Pengumuman ini disampaikan dalam “Upacara Pengungkapan Penerbitan Obligasi Hijau USD100 Juta” yang baru-baru ini digelar antara HDBank dan para investor obligasi hijaunya, termasuk FMO, BII, dan International Finance Corporation (IFC) – anggota World Bank Group, di hadapan Wakil Konsul Jenderal Belanda serta perwakilan Konsulat Jenderal Inggris di Ho Chi Minh City.
Obligasi tersebut terdiri dari $30 juta yang diterbitkan secara privat untuk FMO dan $20 juta untuk BII. Tranche pertama diterbitkan untuk IFC, yang memfasilitasi partisipasi FMO dan BII pada tranche kedua.
Obligasi ini memiliki jangka waktu tiga tahun, bersifat non-konvertibel dan tidak dijamin (unsecured), serta diterbitkan tanpa waran.
“Tujuan pembangunan berkelanjutan menjadi inti strategi HDBank, yang berfokus pada pemberian nilai terbaik bagi nasabah, mitra, dan komunitas. Inisiatif obligasi hijau internasional ini menandai tonggak penting dalam perjalanan kami untuk mencapai tujuan tersebut,” ungkap Nguyen Huu Dang, CEO HDBank, dalam keterangan, Senin (12/1/2026).
Penerbitan obligasi ini membantu mendiversifikasi sumber pendanaan HDBank, mendukung strategi pertumbuhan berkelanjutan, dan menciptakan fondasi bagi Perusahaan untuk terus menarik modal internasional tambahan untuk pembiayaan hijau, pembangunan berkelanjutan, dan inisiatif pembiayaan inklusif di Vietnam.
Hal ini pada gilirannya membantu nasabah mengakses modal untuk melaksanakan proyek energi surya, kendaraan listrik, bangunan hijau, dan solusi hemat energi lainnya.
Proyek yang dibiayai dari hasil obligasi hijau harus melalui proses penyaringan yang ketat, memenuhi persyaratan pengelolaan risiko lingkungan dan sosial, serta mematuhi kriteria kelayakan di bawah Kerangka Pembiayaan Berkelanjutan Bank.
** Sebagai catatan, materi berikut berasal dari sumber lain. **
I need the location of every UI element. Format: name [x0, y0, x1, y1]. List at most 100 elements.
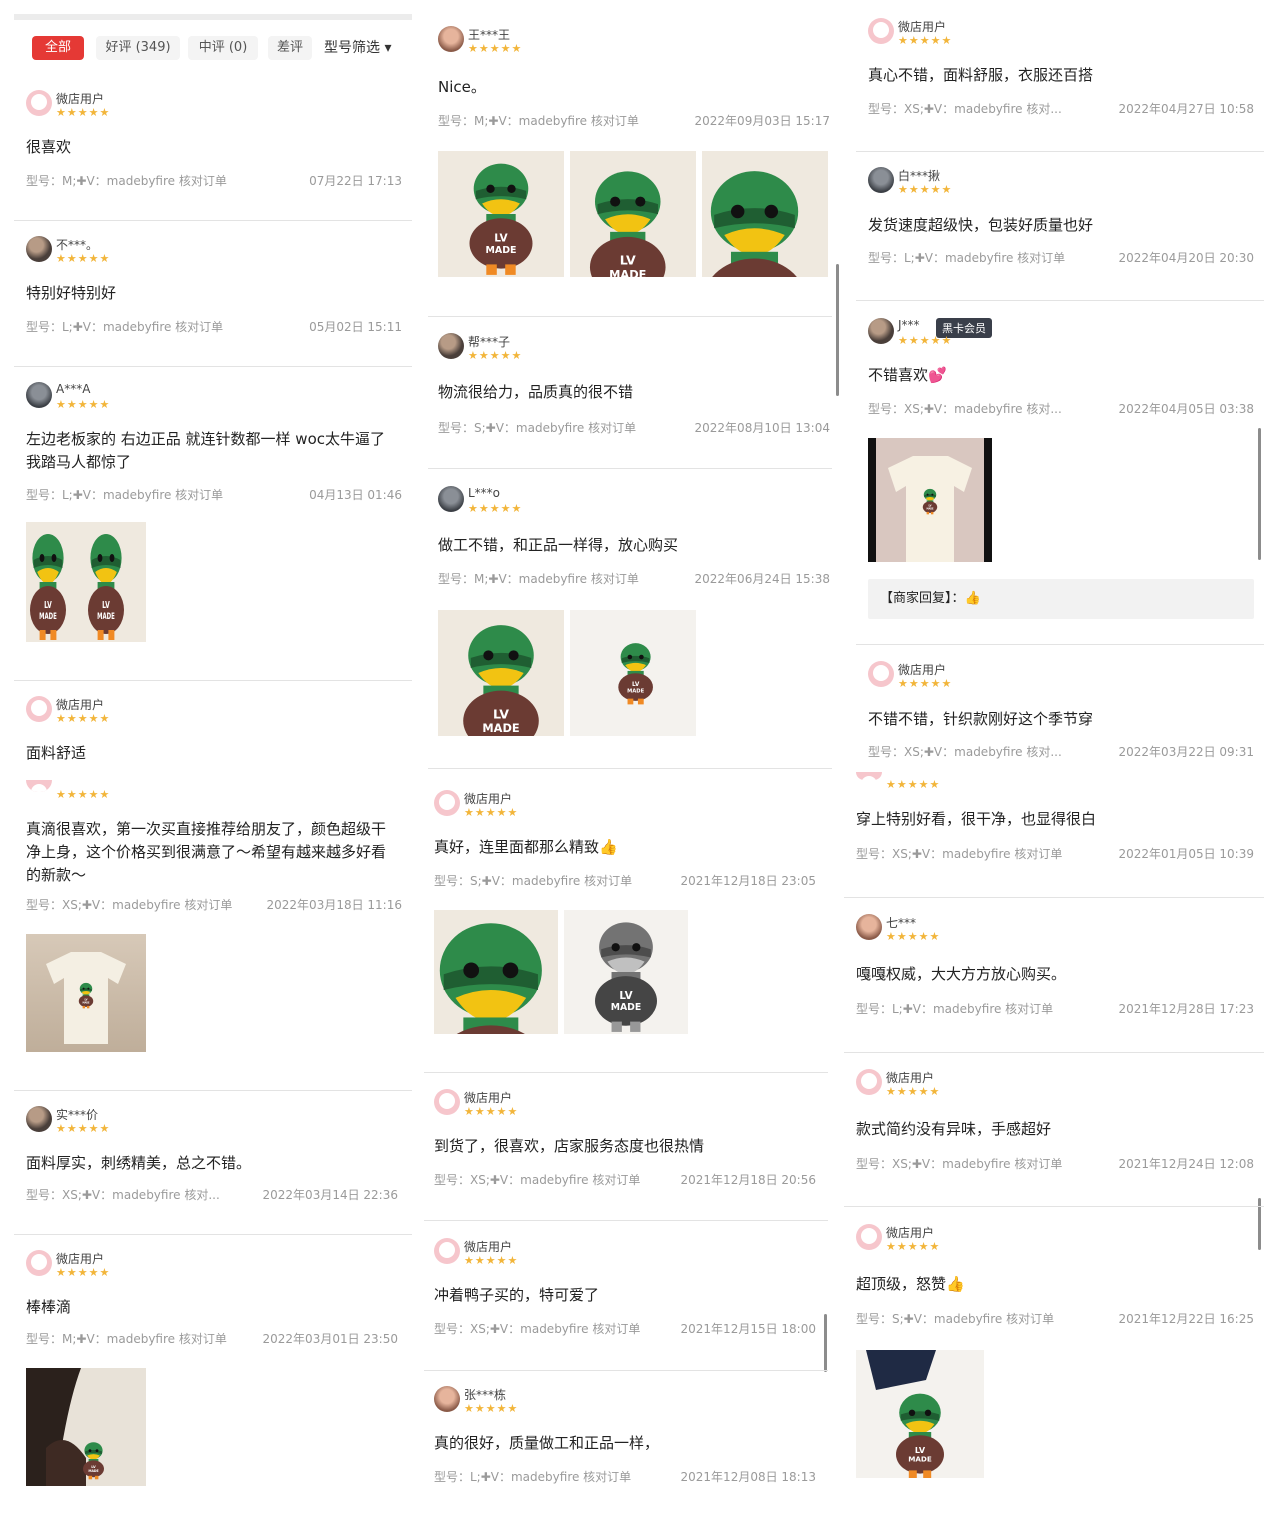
review-meta: 型号：L;✚V：madebyfire 核对订单: [26, 488, 224, 502]
user-name: 张***栋: [464, 1388, 507, 1402]
review-photo[interactable]: [564, 910, 688, 1034]
review-text: 棒棒滴: [26, 1298, 72, 1316]
review-text: 到货了，很喜欢，店家服务态度也很热情: [434, 1137, 705, 1155]
review-text: 很喜欢: [26, 138, 72, 156]
divider: [424, 1370, 828, 1371]
review-meta: 型号：S;✚V：madebyfire 核对订单: [434, 874, 633, 888]
star-rating: ★★★★★: [56, 398, 111, 411]
review-date: 2021年12月22日 16:25: [1118, 1312, 1254, 1326]
review-date: 2022年09月03日 15:17: [694, 114, 830, 128]
review-date: 2022年06月24日 15:38: [694, 572, 830, 586]
scrollbar[interactable]: [836, 264, 839, 396]
user-name: 不***。: [56, 238, 99, 252]
divider: [856, 151, 1264, 152]
review-text: 真好，连里面都那么精致👍: [434, 838, 618, 856]
divider: [428, 768, 832, 769]
filter-tab-negative[interactable]: 差评: [268, 36, 312, 60]
review-photo[interactable]: [856, 1350, 984, 1478]
user-avatar: [868, 18, 894, 44]
review-meta: 型号：M;✚V：madebyfire 核对订单: [26, 174, 227, 188]
model-filter-dropdown[interactable]: 型号筛选 ▾: [324, 36, 391, 60]
shirt-photo-icon: [866, 1350, 944, 1478]
star-rating: ★★★★★: [898, 183, 953, 196]
filter-tab-all[interactable]: 全部: [32, 36, 84, 60]
user-avatar: [26, 1106, 52, 1132]
user-name: 微店用户: [464, 1091, 513, 1105]
review-meta: 型号：XS;✚V：madebyfire 核对订单: [434, 1322, 641, 1336]
user-avatar: [26, 780, 52, 792]
review-date: 2022年04月27日 10:58: [1118, 102, 1254, 116]
review-photo[interactable]: [868, 438, 992, 562]
review-date: 05月02日 15:11: [309, 320, 402, 334]
review-meta: 型号：XS;✚V：madebyfire 核对...: [26, 1188, 220, 1202]
review-photo[interactable]: [570, 610, 696, 736]
duck-photo-icon: [704, 171, 805, 277]
user-avatar: [868, 318, 894, 344]
review-text: 真的很好，质量做工和正品一样，: [434, 1434, 660, 1452]
user-avatar: [438, 333, 464, 359]
user-name: A***A: [56, 382, 91, 396]
review-text: 物流很给力，品质真的很不错: [438, 383, 634, 401]
user-avatar: [434, 1238, 460, 1264]
review-photo[interactable]: [702, 151, 828, 277]
divider: [428, 316, 832, 317]
star-rating: ★★★★★: [886, 930, 941, 943]
review-meta: 型号：XS;✚V：madebyfire 核对...: [868, 402, 1062, 416]
review-photo[interactable]: [438, 610, 564, 736]
review-text: 真心不错，面料舒服，衣服还百搭: [868, 66, 1094, 84]
review-photo[interactable]: [26, 1368, 146, 1486]
review-date: 2022年03月22日 09:31: [1118, 745, 1254, 759]
scrollbar[interactable]: [824, 1314, 827, 1372]
user-avatar: [856, 772, 882, 780]
review-text: 做工不错，和正品一样得，放心购买: [438, 536, 679, 554]
review-date: 2022年04月05日 03:38: [1118, 402, 1254, 416]
review-date: 2022年08月10日 13:04: [694, 421, 830, 435]
review-meta: 型号：M;✚V：madebyfire 核对订单: [438, 114, 639, 128]
review-text: 穿上特别好看，很干净，也显得很白: [856, 810, 1097, 828]
divider: [14, 366, 412, 367]
user-name: 微店用户: [886, 1226, 935, 1240]
user-name: 微店用户: [898, 663, 947, 677]
filter-tab-positive[interactable]: 好评 (349): [96, 36, 180, 60]
star-rating: ★★★★★: [464, 806, 519, 819]
user-name: 微店用户: [56, 92, 105, 106]
review-photo[interactable]: [438, 151, 564, 277]
star-rating: ★★★★★: [56, 106, 111, 119]
review-text: 真滴很喜欢，第一次买直接推荐给朋友了，颜色超级干净上身，这个价格买到很满意了～希…: [26, 820, 387, 884]
filter-tab-neutral[interactable]: 中评 (0): [188, 36, 258, 60]
review-meta: 型号：M;✚V：madebyfire 核对订单: [26, 1332, 227, 1346]
scrollbar[interactable]: [1258, 428, 1261, 560]
user-name: L***o: [468, 486, 501, 500]
review-photo[interactable]: [434, 910, 558, 1034]
review-column-2: 王***王 ★★★★★ Nice。 型号：M;✚V：madebyfire 核对订…: [420, 0, 840, 1513]
user-avatar: [868, 167, 894, 193]
star-rating: ★★★★★: [56, 1122, 111, 1135]
review-meta: 型号：XS;✚V：madebyfire 核对...: [868, 745, 1062, 759]
star-rating: ★★★★★: [464, 1254, 519, 1267]
review-meta: 型号：XS;✚V：madebyfire 核对订单: [434, 1173, 641, 1187]
review-meta: 型号：XS;✚V：madebyfire 核对...: [868, 102, 1062, 116]
user-name: 白***揪: [898, 169, 941, 183]
duck-photo-icon: [469, 163, 533, 275]
star-rating: ★★★★★: [56, 712, 111, 725]
review-meta: 型号：XS;✚V：madebyfire 核对订单: [856, 847, 1063, 861]
duck-photo-icon: [618, 643, 653, 705]
review-column-1: 全部 好评 (349) 中评 (0) 差评 型号筛选 ▾ 微店用户 ★★★★★ …: [0, 0, 420, 1513]
review-meta: 型号：XS;✚V：madebyfire 核对订单: [856, 1157, 1063, 1171]
review-text: 面料舒适: [26, 744, 87, 762]
duck-photo-icon: [595, 922, 657, 1032]
review-column-3: 微店用户 ★★★★★ 真心不错，面料舒服，衣服还百搭 型号：XS;✚V：made…: [840, 0, 1280, 1513]
review-date: 2021年12月24日 12:08: [1118, 1157, 1254, 1171]
review-photo[interactable]: [26, 522, 146, 642]
star-rating: ★★★★★: [464, 1402, 519, 1415]
star-rating: ★★★★★: [898, 677, 953, 690]
star-rating: ★★★★★: [56, 1266, 111, 1279]
review-photo[interactable]: [570, 151, 696, 277]
duck-photo-icon: [589, 171, 666, 277]
review-photo[interactable]: [26, 934, 146, 1052]
review-date: 2022年01月05日 10:39: [1118, 847, 1254, 861]
review-meta: 型号：L;✚V：madebyfire 核对订单: [856, 1002, 1054, 1016]
user-avatar: [26, 1250, 52, 1276]
star-rating: ★★★★★: [468, 349, 523, 362]
review-date: 2021年12月18日 20:56: [680, 1173, 816, 1187]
Proyek-proyek ini diperkirakan dapat mengurangi sekitar 102.000 ton CO₂ dalam 10 tahun, meningkatkan kualitas lingkungan, dan berkontribusi pada komitmen Vietnam menuju Net Zero 2050.
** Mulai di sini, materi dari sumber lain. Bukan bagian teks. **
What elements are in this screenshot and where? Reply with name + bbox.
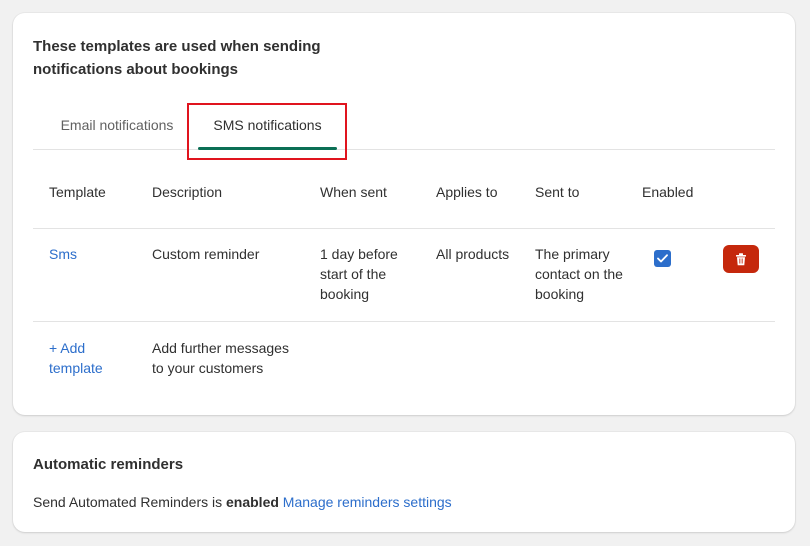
trash-icon — [736, 252, 746, 265]
templates-table: Template Description When sent Applies t… — [33, 150, 775, 412]
table-header: Template Description When sent Applies t… — [33, 150, 775, 229]
manage-reminders-link[interactable]: Manage reminders settings — [283, 494, 452, 510]
templates-card: These templates are used when sending no… — [13, 13, 795, 415]
reminders-status: enabled — [226, 494, 279, 510]
row-sent-to: The primary contact on the booking — [535, 246, 623, 302]
row-when-sent: 1 day before start of the booking — [320, 246, 398, 302]
add-template-description: Add further messages to your customers — [152, 340, 289, 376]
column-header-enabled: Enabled — [642, 184, 694, 200]
column-header-when-sent: When sent — [320, 184, 387, 200]
template-link-sms[interactable]: Sms — [49, 244, 139, 264]
reminders-card: Automatic reminders Send Automated Remin… — [13, 432, 795, 532]
row-description: Custom reminder — [152, 246, 260, 262]
notification-tabs: Email notifications SMS notifications — [33, 103, 775, 160]
tab-sms-notifications[interactable]: SMS notifications — [198, 103, 337, 150]
add-template-link[interactable]: + Add template — [49, 338, 139, 378]
column-header-applies-to: Applies to — [436, 184, 498, 200]
templates-heading: These templates are used when sending no… — [33, 38, 321, 78]
column-header-sent-to: Sent to — [535, 184, 580, 200]
tab-email-notifications[interactable]: Email notifications — [49, 103, 185, 150]
reminders-text-prefix: Send Automated Reminders is — [33, 494, 223, 510]
enabled-checkbox[interactable] — [654, 250, 671, 267]
checkmark-icon — [657, 254, 668, 263]
delete-template-button[interactable] — [723, 245, 759, 273]
reminders-title: Automatic reminders — [33, 456, 184, 473]
row-applies-to: All products — [436, 246, 510, 262]
reminders-status-text: Send Automated Reminders is enabled Mana… — [33, 494, 452, 510]
column-header-template: Template — [49, 184, 106, 200]
add-template-row: + Add template Add further messages to y… — [33, 322, 775, 412]
table-row: Sms Custom reminder 1 day before start o… — [33, 229, 775, 322]
column-header-description: Description — [152, 184, 223, 200]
Weichuan Xu, pemimpin IFC untuk Financial Institutions Group di Vietnam, Kamboja, dan Laos, menyatakan bahwa penerbitan ini menandai langkah penting dalam memperluas portofolio pembiayaan iklim HDBank dan mendorong kemajuan ekonomi serta sosial di Vietnam.
“Dana yang terkumpul akan mendukung proyek-proyek yang mendorong industri berkelanjutan, menciptakan lapangan kerja, dan memperkuat komunitas,” tambahnya.
Perwakilan dari FMO dan BII juga menyoroti transaksi ini sebagai sinyal kuat dari kesiapan dan potensi ekosistem pembiayaan berkelanjutan Vietnam yang terus berkembang, sekaligus membantu menarik lebih banyak modal untuk proyek-proyek bertanggung jawab terhadap iklim.
Dengan pencapaian ini, HDBank memperkuat komitmennya terhadap pembiayaan berkelanjutan dan kemakmuran jangka panjang bagi nasabah, mitra, serta komunitas, sekaligus memperluas keberadaannya di peta keuangan global.
Keterangan Foto: Program obligasi hijau internasional HDBank memperkuat diversifikasi pendanaan dan mendukung inisiatif pembiayaan berkelanjutan, hijau, dan inklusif di Vietnam.